SoftBank expects great things from the Internet of Things (IoT), deploying both Cat-M1 and NB-IoT in Japan, with Ericsson supplying the Evolved Packet Core.
SoftBank plans to deploy Cat-M1 and NB-IoT networks nationwide, aiming to be first in its market with commercial cellular IoT services. Ericsson delivers Cat-M1 support as a software upgrade to SoftBank's existing Evolved Packet Core, and NB-IoT is using the Ericsson virtual Evolved Packet Core and Cloud Execution Environment.

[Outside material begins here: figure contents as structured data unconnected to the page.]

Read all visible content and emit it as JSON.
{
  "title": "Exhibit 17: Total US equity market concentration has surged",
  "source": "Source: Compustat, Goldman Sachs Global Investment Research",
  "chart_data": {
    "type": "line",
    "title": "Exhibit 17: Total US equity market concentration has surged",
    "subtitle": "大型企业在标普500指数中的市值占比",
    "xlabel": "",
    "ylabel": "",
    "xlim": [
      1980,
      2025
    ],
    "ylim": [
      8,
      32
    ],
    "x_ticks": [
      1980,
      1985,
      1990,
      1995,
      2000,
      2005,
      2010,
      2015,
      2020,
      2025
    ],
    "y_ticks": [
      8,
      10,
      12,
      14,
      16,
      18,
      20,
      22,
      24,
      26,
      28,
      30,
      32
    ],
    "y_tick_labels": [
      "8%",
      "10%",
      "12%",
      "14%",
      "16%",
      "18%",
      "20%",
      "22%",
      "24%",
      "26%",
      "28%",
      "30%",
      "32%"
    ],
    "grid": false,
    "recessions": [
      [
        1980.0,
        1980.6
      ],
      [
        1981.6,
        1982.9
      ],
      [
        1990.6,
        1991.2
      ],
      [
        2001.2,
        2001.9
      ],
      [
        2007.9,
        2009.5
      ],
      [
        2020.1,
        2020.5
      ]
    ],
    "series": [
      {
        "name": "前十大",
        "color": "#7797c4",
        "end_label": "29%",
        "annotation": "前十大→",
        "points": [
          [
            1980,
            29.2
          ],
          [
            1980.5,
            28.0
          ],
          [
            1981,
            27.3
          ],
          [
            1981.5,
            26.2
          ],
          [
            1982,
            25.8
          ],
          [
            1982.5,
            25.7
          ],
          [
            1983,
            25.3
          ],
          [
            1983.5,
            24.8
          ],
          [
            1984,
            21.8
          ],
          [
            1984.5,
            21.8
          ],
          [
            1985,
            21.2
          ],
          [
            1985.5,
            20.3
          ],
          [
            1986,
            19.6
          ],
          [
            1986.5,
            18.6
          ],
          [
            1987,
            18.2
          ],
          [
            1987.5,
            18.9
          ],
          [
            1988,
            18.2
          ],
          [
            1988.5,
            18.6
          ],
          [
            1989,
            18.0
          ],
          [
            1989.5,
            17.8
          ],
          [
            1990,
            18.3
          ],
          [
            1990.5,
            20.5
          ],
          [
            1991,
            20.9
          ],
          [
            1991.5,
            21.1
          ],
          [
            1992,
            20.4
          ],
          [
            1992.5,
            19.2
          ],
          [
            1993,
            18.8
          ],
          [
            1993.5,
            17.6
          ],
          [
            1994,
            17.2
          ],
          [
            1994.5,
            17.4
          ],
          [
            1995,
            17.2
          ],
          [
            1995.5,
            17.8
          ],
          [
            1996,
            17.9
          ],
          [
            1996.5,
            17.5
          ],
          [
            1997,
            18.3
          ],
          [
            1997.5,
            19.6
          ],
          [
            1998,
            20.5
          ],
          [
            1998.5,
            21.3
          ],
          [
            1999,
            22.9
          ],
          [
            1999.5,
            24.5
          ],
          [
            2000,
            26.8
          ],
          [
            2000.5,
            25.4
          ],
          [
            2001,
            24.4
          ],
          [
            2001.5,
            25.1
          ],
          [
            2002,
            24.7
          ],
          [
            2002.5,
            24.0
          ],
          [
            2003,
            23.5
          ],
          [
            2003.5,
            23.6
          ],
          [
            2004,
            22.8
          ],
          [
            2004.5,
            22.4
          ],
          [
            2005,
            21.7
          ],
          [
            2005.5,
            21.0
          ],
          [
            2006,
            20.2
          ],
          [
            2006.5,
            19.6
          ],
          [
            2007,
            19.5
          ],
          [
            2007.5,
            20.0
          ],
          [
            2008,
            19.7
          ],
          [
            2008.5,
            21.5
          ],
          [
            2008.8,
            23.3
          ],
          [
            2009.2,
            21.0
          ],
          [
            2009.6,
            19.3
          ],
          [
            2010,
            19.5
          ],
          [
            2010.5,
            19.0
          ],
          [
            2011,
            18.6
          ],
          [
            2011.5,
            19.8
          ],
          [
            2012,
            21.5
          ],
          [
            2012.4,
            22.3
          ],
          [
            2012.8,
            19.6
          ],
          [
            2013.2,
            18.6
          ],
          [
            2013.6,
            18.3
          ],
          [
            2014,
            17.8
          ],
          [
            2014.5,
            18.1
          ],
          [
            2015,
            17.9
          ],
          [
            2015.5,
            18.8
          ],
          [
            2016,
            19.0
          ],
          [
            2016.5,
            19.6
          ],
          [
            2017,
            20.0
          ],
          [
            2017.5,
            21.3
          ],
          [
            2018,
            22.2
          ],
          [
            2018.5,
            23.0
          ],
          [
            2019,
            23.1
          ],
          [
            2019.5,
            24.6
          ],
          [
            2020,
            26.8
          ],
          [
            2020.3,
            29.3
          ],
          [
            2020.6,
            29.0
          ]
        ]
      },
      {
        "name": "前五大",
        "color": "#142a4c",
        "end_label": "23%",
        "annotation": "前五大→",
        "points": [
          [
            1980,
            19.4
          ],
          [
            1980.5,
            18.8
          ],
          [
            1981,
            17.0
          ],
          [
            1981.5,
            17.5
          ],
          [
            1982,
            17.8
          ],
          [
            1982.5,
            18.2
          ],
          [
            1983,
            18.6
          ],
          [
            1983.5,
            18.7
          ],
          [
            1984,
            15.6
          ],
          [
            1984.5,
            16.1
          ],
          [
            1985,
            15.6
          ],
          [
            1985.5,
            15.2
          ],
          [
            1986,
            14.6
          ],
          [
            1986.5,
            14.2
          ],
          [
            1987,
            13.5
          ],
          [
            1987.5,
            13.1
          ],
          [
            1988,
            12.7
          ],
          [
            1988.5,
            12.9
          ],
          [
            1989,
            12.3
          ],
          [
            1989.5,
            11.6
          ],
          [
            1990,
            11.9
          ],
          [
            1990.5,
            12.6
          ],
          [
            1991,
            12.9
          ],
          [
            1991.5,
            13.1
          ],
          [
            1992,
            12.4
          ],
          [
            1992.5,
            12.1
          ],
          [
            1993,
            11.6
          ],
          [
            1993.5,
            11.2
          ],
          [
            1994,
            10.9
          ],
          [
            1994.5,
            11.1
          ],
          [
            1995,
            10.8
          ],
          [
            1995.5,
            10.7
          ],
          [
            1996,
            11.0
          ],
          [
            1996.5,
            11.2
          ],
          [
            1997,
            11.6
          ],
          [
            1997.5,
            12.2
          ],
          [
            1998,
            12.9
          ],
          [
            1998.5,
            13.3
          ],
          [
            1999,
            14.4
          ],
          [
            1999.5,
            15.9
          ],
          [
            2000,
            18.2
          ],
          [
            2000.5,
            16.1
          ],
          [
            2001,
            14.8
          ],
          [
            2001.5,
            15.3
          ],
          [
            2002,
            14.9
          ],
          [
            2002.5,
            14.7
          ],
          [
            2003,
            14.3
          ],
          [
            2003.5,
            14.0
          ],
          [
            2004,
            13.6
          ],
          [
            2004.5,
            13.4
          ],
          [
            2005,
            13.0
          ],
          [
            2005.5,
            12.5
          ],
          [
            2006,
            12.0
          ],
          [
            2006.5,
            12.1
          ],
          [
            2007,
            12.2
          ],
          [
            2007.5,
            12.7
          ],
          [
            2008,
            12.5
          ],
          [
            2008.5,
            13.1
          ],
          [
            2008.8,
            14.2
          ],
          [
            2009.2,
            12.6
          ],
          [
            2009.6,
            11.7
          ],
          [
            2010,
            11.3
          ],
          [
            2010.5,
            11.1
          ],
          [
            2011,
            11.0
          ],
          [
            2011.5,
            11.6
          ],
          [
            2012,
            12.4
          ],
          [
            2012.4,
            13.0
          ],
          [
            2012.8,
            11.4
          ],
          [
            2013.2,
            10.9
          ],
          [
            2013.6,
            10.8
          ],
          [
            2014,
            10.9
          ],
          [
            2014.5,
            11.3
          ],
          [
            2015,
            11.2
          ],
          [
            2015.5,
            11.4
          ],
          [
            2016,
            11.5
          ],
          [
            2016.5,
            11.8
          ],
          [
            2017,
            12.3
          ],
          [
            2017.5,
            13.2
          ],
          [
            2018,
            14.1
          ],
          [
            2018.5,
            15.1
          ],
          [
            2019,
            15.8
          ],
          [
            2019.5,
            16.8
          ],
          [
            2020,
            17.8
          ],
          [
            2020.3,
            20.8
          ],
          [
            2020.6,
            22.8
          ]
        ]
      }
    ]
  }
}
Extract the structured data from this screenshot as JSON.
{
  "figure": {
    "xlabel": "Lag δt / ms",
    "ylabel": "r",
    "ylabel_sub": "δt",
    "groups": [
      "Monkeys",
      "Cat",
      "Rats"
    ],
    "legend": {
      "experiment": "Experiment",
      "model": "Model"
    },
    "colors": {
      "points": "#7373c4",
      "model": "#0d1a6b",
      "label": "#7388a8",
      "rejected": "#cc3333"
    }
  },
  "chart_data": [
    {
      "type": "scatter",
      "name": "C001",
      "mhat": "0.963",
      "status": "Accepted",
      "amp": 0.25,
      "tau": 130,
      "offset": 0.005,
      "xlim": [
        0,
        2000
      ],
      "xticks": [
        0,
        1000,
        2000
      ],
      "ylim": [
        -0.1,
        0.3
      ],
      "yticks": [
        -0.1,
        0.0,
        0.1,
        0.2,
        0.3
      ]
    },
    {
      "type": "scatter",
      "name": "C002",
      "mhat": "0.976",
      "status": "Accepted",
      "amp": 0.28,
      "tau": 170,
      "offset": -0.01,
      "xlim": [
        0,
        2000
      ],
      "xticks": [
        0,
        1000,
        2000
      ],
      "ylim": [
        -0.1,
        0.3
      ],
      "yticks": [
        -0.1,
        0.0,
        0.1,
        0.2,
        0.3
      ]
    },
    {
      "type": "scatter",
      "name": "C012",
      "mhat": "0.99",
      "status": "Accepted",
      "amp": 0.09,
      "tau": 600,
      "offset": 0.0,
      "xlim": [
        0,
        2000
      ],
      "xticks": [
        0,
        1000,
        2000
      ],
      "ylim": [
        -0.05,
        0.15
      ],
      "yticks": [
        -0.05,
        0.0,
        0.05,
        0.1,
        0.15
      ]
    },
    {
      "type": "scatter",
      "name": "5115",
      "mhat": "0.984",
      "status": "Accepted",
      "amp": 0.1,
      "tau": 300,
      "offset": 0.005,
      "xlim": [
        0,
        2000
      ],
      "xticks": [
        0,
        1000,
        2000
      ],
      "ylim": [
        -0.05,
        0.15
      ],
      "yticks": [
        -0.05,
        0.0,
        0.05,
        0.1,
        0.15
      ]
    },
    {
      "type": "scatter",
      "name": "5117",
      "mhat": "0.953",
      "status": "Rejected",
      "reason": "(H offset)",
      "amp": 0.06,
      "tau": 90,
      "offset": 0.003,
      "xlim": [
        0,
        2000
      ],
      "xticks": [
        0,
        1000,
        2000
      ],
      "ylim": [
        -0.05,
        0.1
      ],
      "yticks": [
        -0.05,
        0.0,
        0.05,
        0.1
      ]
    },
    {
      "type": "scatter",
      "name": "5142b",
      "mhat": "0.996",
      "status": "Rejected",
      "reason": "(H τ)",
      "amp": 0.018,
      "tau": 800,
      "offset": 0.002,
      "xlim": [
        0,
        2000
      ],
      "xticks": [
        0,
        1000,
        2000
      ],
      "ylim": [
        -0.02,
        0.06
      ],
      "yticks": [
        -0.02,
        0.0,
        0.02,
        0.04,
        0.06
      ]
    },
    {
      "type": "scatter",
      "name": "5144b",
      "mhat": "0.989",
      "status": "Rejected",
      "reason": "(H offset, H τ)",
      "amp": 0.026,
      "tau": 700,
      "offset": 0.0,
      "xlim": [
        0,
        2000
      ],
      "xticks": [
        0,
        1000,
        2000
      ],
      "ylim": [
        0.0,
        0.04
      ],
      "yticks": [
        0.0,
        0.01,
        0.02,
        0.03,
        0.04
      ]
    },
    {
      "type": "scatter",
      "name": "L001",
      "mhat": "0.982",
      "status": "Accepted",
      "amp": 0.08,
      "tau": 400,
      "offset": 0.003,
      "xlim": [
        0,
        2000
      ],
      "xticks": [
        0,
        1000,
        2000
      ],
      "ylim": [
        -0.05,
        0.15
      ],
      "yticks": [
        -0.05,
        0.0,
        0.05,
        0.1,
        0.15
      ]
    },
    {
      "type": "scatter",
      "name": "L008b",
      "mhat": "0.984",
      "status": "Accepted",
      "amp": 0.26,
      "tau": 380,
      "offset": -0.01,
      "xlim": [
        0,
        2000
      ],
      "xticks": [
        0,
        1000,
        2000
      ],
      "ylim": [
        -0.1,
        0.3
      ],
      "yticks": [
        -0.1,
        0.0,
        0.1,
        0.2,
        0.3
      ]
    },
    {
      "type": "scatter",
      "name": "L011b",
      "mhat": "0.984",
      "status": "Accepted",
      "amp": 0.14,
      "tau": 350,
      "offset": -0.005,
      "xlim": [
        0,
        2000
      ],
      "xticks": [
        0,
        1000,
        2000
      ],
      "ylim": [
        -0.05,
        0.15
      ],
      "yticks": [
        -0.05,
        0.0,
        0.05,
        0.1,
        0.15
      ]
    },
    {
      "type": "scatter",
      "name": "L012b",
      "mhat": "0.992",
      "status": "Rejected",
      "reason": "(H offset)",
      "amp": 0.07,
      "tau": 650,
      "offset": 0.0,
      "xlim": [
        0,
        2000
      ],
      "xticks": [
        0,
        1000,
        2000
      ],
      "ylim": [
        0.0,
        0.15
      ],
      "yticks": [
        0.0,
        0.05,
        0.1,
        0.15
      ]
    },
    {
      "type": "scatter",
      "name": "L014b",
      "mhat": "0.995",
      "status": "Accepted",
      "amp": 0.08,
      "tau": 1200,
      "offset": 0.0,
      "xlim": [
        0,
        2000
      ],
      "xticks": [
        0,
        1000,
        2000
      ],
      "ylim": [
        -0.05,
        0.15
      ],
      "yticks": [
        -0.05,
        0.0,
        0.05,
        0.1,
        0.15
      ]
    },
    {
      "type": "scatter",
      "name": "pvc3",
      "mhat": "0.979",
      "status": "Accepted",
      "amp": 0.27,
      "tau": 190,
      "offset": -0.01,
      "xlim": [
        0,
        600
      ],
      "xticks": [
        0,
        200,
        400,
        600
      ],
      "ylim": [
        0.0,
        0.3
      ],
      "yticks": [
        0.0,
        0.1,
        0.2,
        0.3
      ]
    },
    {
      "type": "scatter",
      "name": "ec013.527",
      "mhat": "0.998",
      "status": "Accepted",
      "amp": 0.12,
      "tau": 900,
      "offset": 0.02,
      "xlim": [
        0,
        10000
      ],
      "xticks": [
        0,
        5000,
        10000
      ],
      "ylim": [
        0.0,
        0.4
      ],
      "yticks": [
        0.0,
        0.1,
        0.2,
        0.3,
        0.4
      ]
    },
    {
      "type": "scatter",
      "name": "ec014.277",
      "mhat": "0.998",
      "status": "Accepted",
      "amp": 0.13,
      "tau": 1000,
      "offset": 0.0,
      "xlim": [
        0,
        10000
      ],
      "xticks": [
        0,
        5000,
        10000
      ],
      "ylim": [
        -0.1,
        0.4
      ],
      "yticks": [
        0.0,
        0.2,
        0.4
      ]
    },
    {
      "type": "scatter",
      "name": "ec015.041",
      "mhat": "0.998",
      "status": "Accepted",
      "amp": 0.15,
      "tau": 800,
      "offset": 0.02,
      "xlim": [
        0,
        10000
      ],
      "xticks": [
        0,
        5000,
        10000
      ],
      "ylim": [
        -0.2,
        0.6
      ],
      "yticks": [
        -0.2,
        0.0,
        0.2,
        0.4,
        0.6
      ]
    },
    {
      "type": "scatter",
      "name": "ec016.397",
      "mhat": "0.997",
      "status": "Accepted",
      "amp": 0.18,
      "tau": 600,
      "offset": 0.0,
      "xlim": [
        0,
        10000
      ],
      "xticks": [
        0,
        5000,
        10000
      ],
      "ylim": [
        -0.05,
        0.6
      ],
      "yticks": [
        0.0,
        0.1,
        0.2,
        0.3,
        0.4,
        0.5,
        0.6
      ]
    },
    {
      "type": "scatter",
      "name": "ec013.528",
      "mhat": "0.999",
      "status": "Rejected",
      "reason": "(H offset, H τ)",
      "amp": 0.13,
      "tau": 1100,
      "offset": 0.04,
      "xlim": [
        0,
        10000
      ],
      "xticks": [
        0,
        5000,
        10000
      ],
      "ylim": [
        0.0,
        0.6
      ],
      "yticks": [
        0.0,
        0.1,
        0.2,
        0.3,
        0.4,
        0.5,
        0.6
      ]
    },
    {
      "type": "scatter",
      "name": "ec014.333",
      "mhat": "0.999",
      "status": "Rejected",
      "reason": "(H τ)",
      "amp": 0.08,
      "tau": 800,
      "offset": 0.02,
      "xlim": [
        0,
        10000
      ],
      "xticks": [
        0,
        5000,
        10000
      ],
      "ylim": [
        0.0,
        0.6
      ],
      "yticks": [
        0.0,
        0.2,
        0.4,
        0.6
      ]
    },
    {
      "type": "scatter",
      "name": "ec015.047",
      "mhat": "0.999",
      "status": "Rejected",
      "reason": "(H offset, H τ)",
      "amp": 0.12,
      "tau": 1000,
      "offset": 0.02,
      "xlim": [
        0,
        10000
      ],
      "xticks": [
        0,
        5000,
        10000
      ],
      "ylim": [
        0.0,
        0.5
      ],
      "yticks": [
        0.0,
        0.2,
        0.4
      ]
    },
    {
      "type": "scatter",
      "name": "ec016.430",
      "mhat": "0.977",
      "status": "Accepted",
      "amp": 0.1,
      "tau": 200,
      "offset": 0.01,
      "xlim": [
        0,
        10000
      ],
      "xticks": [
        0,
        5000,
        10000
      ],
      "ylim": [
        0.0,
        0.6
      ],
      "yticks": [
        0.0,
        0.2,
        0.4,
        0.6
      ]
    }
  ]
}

Built using industry standards, Ericsson says its Massive IoT network solutions for Cat-M1 and NB-IoT-enabled IoT devices have advantages, including low cost, low power consumption, deep coverage, massive connections and high reliability of transmission. Combined with existing LTE coverage, SoftBank can deploy a range of IoT services in smart cities, logistics, utilities, medicine, transport, mining, agriculture, manufacturing and more.
"Ericsson's solutions in Cat-M1 and NB-IoT technology ensure that we will be able to go to market with highly competitive commercial cellular IoT services and play a role in leading the growth of the IoT market in Japan," Junichi Miyakawa, executive vice president and CTO of SoftBank, said in a press release.
SoftBank appears to be covering all its bases for IoT. Last year, the operator said it would deploy a LoRaWAN network in the first phase of its IoT strategy, working with Actility, Hon Hai Precision Industry Co. and Semtech Corporation. SoftBank also pledged to deploy a full set of LPWA networks, including Cat-M1 and NB-IoT, to ensure that it can efficiently comply with differing environments.
During his keynote at Mobile World Congress 2017 in February, SoftBank founder, Chairman and CEO Masayoshi Son talked about the intelligence that will be enabled by the IoT, predicting that the number of IoT devices with intelligence will eventually grow to 1 trillion.
At that same trade show, Ericsson highlighted the outcomes of a NB-IoT trial with China Mobile where a connected high-precision screwdriver was equipped with motion sensors attached to NB-IoT modules to transmit real-time data. The purpose of the demonstration was to show how several low-power, wide-area (LPWA) use cases are being implemented in a factory, such as production line monitoring, warehouse monitoring and package and materials tracking.
But Light Reading, citing a number of industry sources, reports that interoperability problems between Ericsson and Huawei are hindering the rollout of NB-IoT services, which would effectively mean there’s more than one “version” of NB-IoT, making it less desirable. Ericsson and Huawei sources to the publication indicated they were not aware of any long-standing interoperability issue, but “late-stage” changes were reportedly made to the standard.
Here in the U.S., Verizon has rolled out LTE Cat M1 nationwide, claiming that as a first, and AT&T is not far behind, with plans to roll out LTE Cat M1 in the second quarter of 2017.